Tapping into their social networks of friends and associates at Jefferson, other local medical schools and entities and social workers in Bangalore, they launched a relief effort. Initially expecting to collect “five or six boxes of supplies,” much of the Shaik’s family home in Bensalem is now packed floor to ceiling with much-needed supplies, which will soon be shipped to HBS Hospital and other non-profits in Bangalore.

This week, TJUH’s donation of 900 pounds of PPE including some 20,000 N95 masks and some 4,000 gowns has started departing Bensalem for what Noor hopes will be a week-long trip to Bangalore. Financial donations will help pay for an experienced exporter, Dimerco Express, which has agreed to send the first shipment for free and any subsequent shipments at cost.

Noor Shaik
Shaik's family organizes boxes of gowns and PPE awaiting delivery to India.

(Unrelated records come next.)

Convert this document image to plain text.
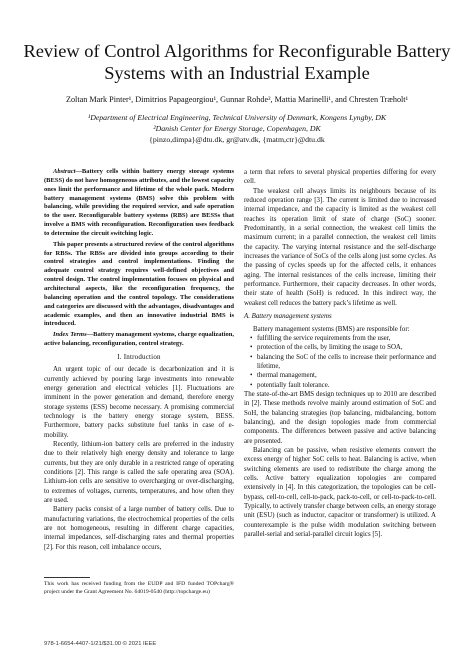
Review of Control Algorithms for Reconfigurable Battery Systems with an Industrial Example
Zoltan Mark Pinter¹, Dimitrios Papageorgiou¹, Gunnar Rohde², Mattia Marinelli¹, and Chresten Træholt¹
¹Department of Electrical Engineering, Technical University of Denmark, Kongens Lyngby, DK
²Danish Center for Energy Storage, Copenhagen, DK
{pinzo,dimpa}@dtu.dk, gr@atv.dk, {matm,ctr}@dtu.dk

Abstract—Battery cells within battery energy storage systems (BESS) do not have homogeneous attributes, and the lowest capacity ones limit the performance and lifetime of the whole pack. Modern battery management systems (BMS) solve this problem with balancing, while providing the required service, and safe operation to the user. Reconfigurable battery systems (RBS) are BESSs that involve a BMS with reconfiguration. Reconfiguration uses feedback to determine the circuit switching logic.

This paper presents a structured review of the control algorithms for RBSs. The RBSs are divided into groups according to their control strategies and control implementations. Finding the adequate control strategy requires well-defined objectives and control design. The control implementation focuses on physical and architectural aspects, like the reconfiguration frequency, the balancing operation and the control topology. The considerations and categories are discussed with the advantages, disadvantages and academic examples, and then an innovative industrial BMS is introduced.

Index Terms—Battery management systems, charge equalization, active balancing, reconfiguration, control strategy.

I. Introduction

An urgent topic of our decade is decarbonization and it is currently achieved by pouring large investments into renewable energy generation and electrical vehicles [1]. Fluctuations are imminent in the power generation and demand, therefore energy storage systems (ESS) become necessary. A promising commercial technology is the battery energy storage system, BESS. Furthermore, battery packs substitute fuel tanks in case of e-mobility.

Recently, lithium-ion battery cells are preferred in the industry due to their relatively high energy density and tolerance to large currents, but they are only durable in a restricted range of operating conditions [2]. This range is called the safe operating area (SOA). Lithium-ion cells are sensitive to overcharging or over-discharging, to extremes of voltages, currents, temperatures, and how often they are used.

Battery packs consist of a large number of battery cells. Due to manufacturing variations, the electrochemical properties of the cells are not homogeneous, resulting in different charge capacities, internal impedances, self-discharging rates and thermal properties [2]. For this reason, cell imbalance occurs,

This work has received funding from the EUDP and IFD funded TOPcharg® project under the Grant Agreement No. 64019-0540 (http://topcharge.eu)
978-1-6654-4407-1/21/$31.00 © 2021 IEEE

a term that refers to several physical properties differing for every cell.

The weakest cell always limits its neighbours because of its reduced operation range [3]. The current is limited due to increased internal impedance, and the capacity is limited as the weakest cell reaches its operation limit of state of charge (SoC) sooner. Predominantly, in a serial connection, the weakest cell limits the maximum current; in a parallel connection, the weakest cell limits the capacity. The varying internal resistance and the self-discharge increases the variance of SoCs of the cells along just some cycles. As the passing of cycles speeds up for the affected cells, it enhances aging. The internal resistances of the cells increase, limiting their performance. Furthermore, their capacity decreases. In other words, their state of health (SoH) is reduced. In this indirect way, the weakest cell reduces the battery pack’s lifetime as well.

A. Battery management systems

Battery management systems (BMS) are responsible for:

• fulfilling the service requirements from the user,
• protection of the cells, by limiting the usage to SOA,
• balancing the SoC of the cells to increase their performance and lifetime,
• thermal management,
• potentially fault tolerance.

The state-of-the-art BMS design techniques up to 2010 are described in [2]. These methods revolve mainly around estimation of SoC and SoH, the balancing strategies (top balancing, midbalancing, bottom balancing), and the design topologies made from commercial components. The differences between passive and active balancing are presented.

Balancing can be passive, when resistive elements convert the excess energy of higher SoC cells to heat. Balancing is active, when switching elements are used to redistribute the charge among the cells. Active battery equalization topologies are compared extensively in [4]. In this categorization, the topologies can be cell-bypass, cell-to-cell, cell-to-pack, pack-to-cell, or cell-to-pack-to-cell. Typically, to actively transfer charge between cells, an energy storage unit (ESU) (such as inductor, capacitor or transformer) is utilized. A counterexample is the pulse width modulation switching between parallel-serial and serial-parallel circuit logics [5].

In addition to TJUH’s donation, which required the team to use their cars (and two minivans!) to move it from warehouses and “a tiny dorm room” to Bensalem, Shaik says that ICNA Relief/SHAMS clinic donated tracheostomy care kits, catheter suction kits, nasal cannulas, adult heated passive circuits and more PPE.

SHAMS-clinic volunteers also helped facilitate a donation from the Hospital of the University of Pennsylvania of N95 masks, Sekura respirators and face shields.

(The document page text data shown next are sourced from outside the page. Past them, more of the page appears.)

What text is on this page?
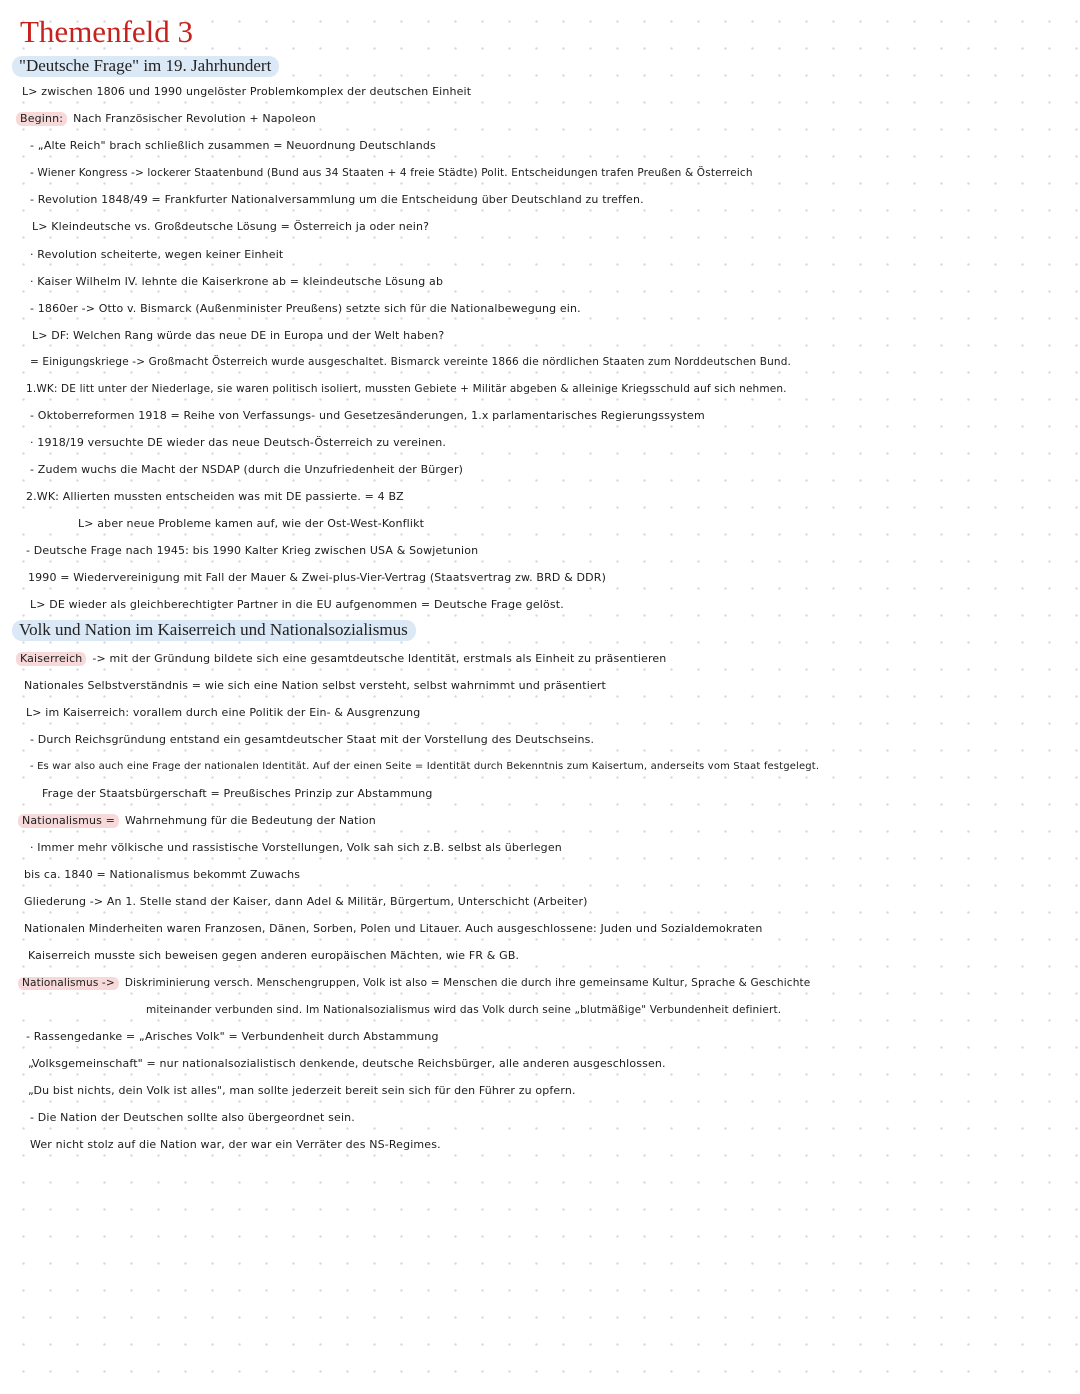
Themenfeld 3
"Deutsche Frage" im 19. Jahrhundert
L> zwischen 1806 und 1990 ungelöster Problemkomplex der deutschen Einheit
Beginn: Nach Französischer Revolution + Napoleon
- „Alte Reich" brach schließlich zusammen = Neuordnung Deutschlands
- Wiener Kongress -> lockerer Staatenbund (Bund aus 34 Staaten + 4 freie Städte) Polit. Entscheidungen trafen Preußen & Österreich
- Revolution 1848/49 = Frankfurter Nationalversammlung um die Entscheidung über Deutschland zu treffen.
L> Kleindeutsche vs. Großdeutsche Lösung = Österreich ja oder nein?
· Revolution scheiterte, wegen keiner Einheit
· Kaiser Wilhelm IV. lehnte die Kaiserkrone ab = kleindeutsche Lösung ab
- 1860er -> Otto v. Bismarck (Außenminister Preußens) setzte sich für die Nationalbewegung ein.
L> DF: Welchen Rang würde das neue DE in Europa und der Welt haben?
= Einigungskriege -> Großmacht Österreich wurde ausgeschaltet. Bismarck vereinte 1866 die nördlichen Staaten zum Norddeutschen Bund.
1.WK: DE litt unter der Niederlage, sie waren politisch isoliert, mussten Gebiete + Militär abgeben & alleinige Kriegsschuld auf sich nehmen.
- Oktoberreformen 1918 = Reihe von Verfassungs- und Gesetzesänderungen, 1.x parlamentarisches Regierungssystem
· 1918/19 versuchte DE wieder das neue Deutsch-Österreich zu vereinen.
- Zudem wuchs die Macht der NSDAP (durch die Unzufriedenheit der Bürger)
2.WK: Allierten mussten entscheiden was mit DE passierte. = 4 BZ
L> aber neue Probleme kamen auf, wie der Ost-West-Konflikt
- Deutsche Frage nach 1945: bis 1990 Kalter Krieg zwischen USA & Sowjetunion
1990 = Wiedervereinigung mit Fall der Mauer & Zwei-plus-Vier-Vertrag (Staatsvertrag zw. BRD & DDR)
L> DE wieder als gleichberechtigter Partner in die EU aufgenommen = Deutsche Frage gelöst.
Volk und Nation im Kaiserreich und Nationalsozialismus
Kaiserreich -> mit der Gründung bildete sich eine gesamtdeutsche Identität, erstmals als Einheit zu präsentieren
Nationales Selbstverständnis = wie sich eine Nation selbst versteht, selbst wahrnimmt und präsentiert
L> im Kaiserreich: vorallem durch eine Politik der Ein- & Ausgrenzung
- Durch Reichsgründung entstand ein gesamtdeutscher Staat mit der Vorstellung des Deutschseins.
- Es war also auch eine Frage der nationalen Identität. Auf der einen Seite = Identität durch Bekenntnis zum Kaisertum, anderseits vom Staat festgelegt.
Frage der Staatsbürgerschaft = Preußisches Prinzip zur Abstammung
Nationalismus = Wahrnehmung für die Bedeutung der Nation
· Immer mehr völkische und rassistische Vorstellungen, Volk sah sich z.B. selbst als überlegen
bis ca. 1840 = Nationalismus bekommt Zuwachs
Gliederung -> An 1. Stelle stand der Kaiser, dann Adel & Militär, Bürgertum, Unterschicht (Arbeiter)
Nationalen Minderheiten waren Franzosen, Dänen, Sorben, Polen und Litauer. Auch ausgeschlossene: Juden und Sozialdemokraten
Kaiserreich musste sich beweisen gegen anderen europäischen Mächten, wie FR & GB.
Nationalismus -> Diskriminierung versch. Menschengruppen, Volk ist also = Menschen die durch ihre gemeinsame Kultur, Sprache & Geschichte
miteinander verbunden sind. Im Nationalsozialismus wird das Volk durch seine „blutmäßige" Verbundenheit definiert.
- Rassengedanke = „Arisches Volk" = Verbundenheit durch Abstammung
„Volksgemeinschaft" = nur nationalsozialistisch denkende, deutsche Reichsbürger, alle anderen ausgeschlossen.
„Du bist nichts, dein Volk ist alles", man sollte jederzeit bereit sein sich für den Führer zu opfern.
- Die Nation der Deutschen sollte also übergeordnet sein.
Wer nicht stolz auf die Nation war, der war ein Verräter des NS-Regimes.
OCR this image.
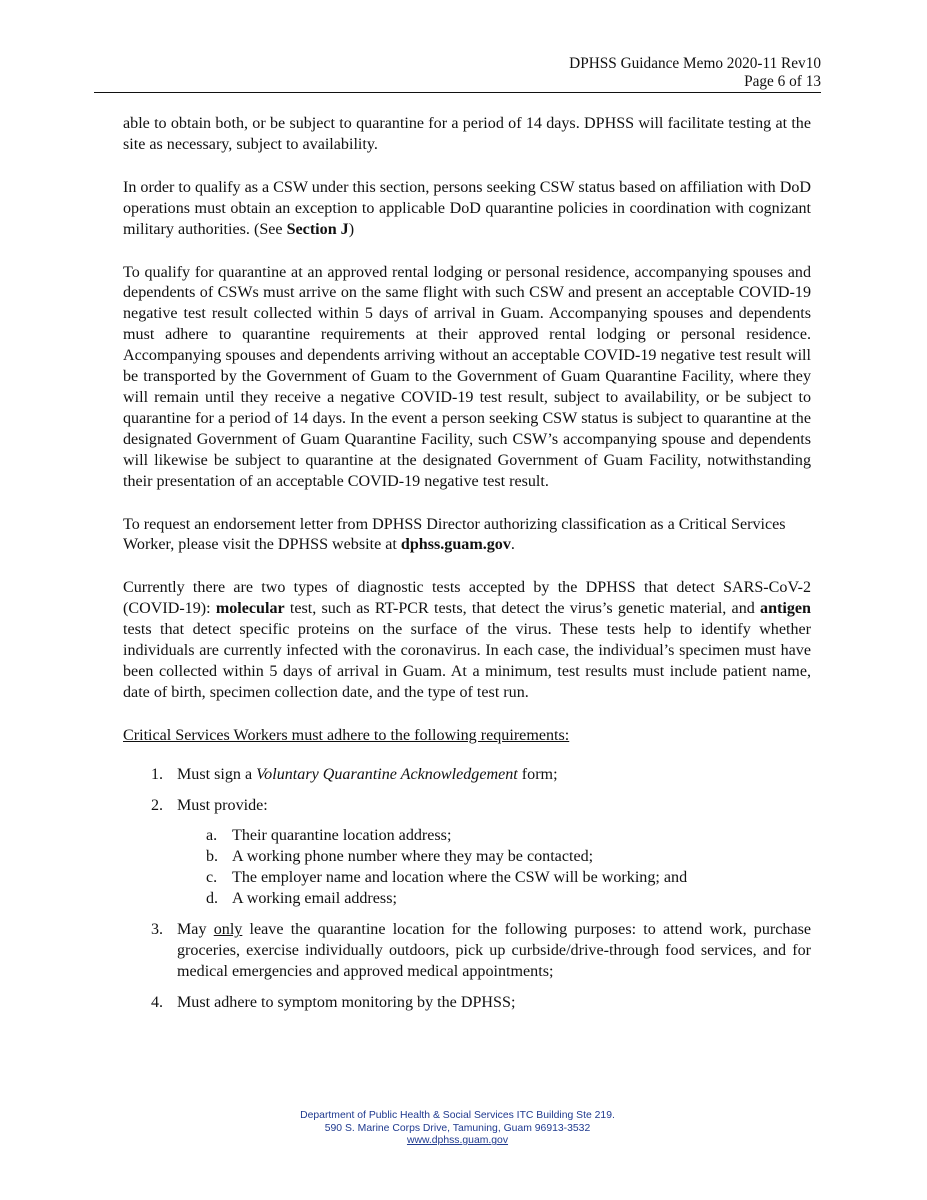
DPHSS Guidance Memo 2020-11 Rev10
Page 6 of 13

able to obtain both, or be subject to quarantine for a period of 14 days. DPHSS will facilitate testing at the site as necessary, subject to availability.

In order to qualify as a CSW under this section, persons seeking CSW status based on affiliation with DoD operations must obtain an exception to applicable DoD quarantine policies in coordination with cognizant military authorities. (See Section J)

To qualify for quarantine at an approved rental lodging or personal residence, accompanying spouses and dependents of CSWs must arrive on the same flight with such CSW and present an acceptable COVID-19 negative test result collected within 5 days of arrival in Guam. Accompanying spouses and dependents must adhere to quarantine requirements at their approved rental lodging or personal residence. Accompanying spouses and dependents arriving without an acceptable COVID-19 negative test result will be transported by the Government of Guam to the Government of Guam Quarantine Facility, where they will remain until they receive a negative COVID-19 test result, subject to availability, or be subject to quarantine for a period of 14 days. In the event a person seeking CSW status is subject to quarantine at the designated Government of Guam Quarantine Facility, such CSW’s accompanying spouse and dependents will likewise be subject to quarantine at the designated Government of Guam Facility, notwithstanding their presentation of an acceptable COVID-19 negative test result.

To request an endorsement letter from DPHSS Director authorizing classification as a Critical Services Worker, please visit the DPHSS website at dphss.guam.gov.

Currently there are two types of diagnostic tests accepted by the DPHSS that detect SARS-CoV-2 (COVID-19): molecular test, such as RT-PCR tests, that detect the virus’s genetic material, and antigen tests that detect specific proteins on the surface of the virus. These tests help to identify whether individuals are currently infected with the coronavirus. In each case, the individual’s specimen must have been collected within 5 days of arrival in Guam. At a minimum, test results must include patient name, date of birth, specimen collection date, and the type of test run.

Critical Services Workers must adhere to the following requirements:

1. Must sign a Voluntary Quarantine Acknowledgement form;
2. Must provide:
a. Their quarantine location address;
b. A working phone number where they may be contacted;
c. The employer name and location where the CSW will be working; and
d. A working email address;
3. May only leave the quarantine location for the following purposes: to attend work, purchase groceries, exercise individually outdoors, pick up curbside/drive-through food services, and for medical emergencies and approved medical appointments;
4. Must adhere to symptom monitoring by the DPHSS;
Department of Public Health & Social Services ITC Building Ste 219.
590 S. Marine Corps Drive, Tamuning, Guam 96913-3532
www.dphss.guam.gov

Shaik, who is interested in a career in neurology and also volunteers with Jefferson’s VaxConnect effort, says donors are being offered heart-shaped cutouts to affix to boxes so that the items can be donated in honor of a loved one, which she calls “a small token of appreciation.”

“Here, I’m helping people get vaccinations, but on the other end, children are dying on the way to the hospital. There’s such a dissonance in that,” says Shaik, sharing that it’s particularly heartbreaking that this uptick in India is corresponding with the holy month of Ramadan, a communal experience. “This is genuinely an amazing effort. It’s been a fly-by-the-seat-of-our-pants mission.”

Noor Shaik
The first shipment of donated items left for India on Monday, May 10.

For their parts, Dr. Lau and Moscatelli are loath to take credit for their roles in the nascent effort.

Dr. Lau notes that he had contacts in place from working on COVID efforts here at Jefferson, explaining that it was buoyed by a spirit that, “Jefferson not only takes care of our family, but takes care of families beyond our doors, in the area and around the world.”

Moscatelli also speaks humbly about his role, noting that he merely freed up products for donation and told them when they could come pick it up.

“The real credit goes to Noor, Dr. Lau and their families who understood the need and came together to pick up and ship the supplies,” he says. “We do not see enough of this type of caring today. It’s pretty easy to post on Facebook how much you care about the rest of the world; it’s a lot harder to take action. This group took action.”

Noor Shaik
The outpouring of kindness was more than Noor Shaik says she ever imagined.

For her part, Shaik refuses to consider their work complete, hoping that the overwhelming outpouring of support she has seen can eventually shift from donating supplies to helping vaccinate the people of India against COVID-19.

“Until things reach the people who need it most there, I’m not going to call it a success,” she says. “I’m hoping that happens a week or so from when it’s picked up at our home, but many things are out of our control.”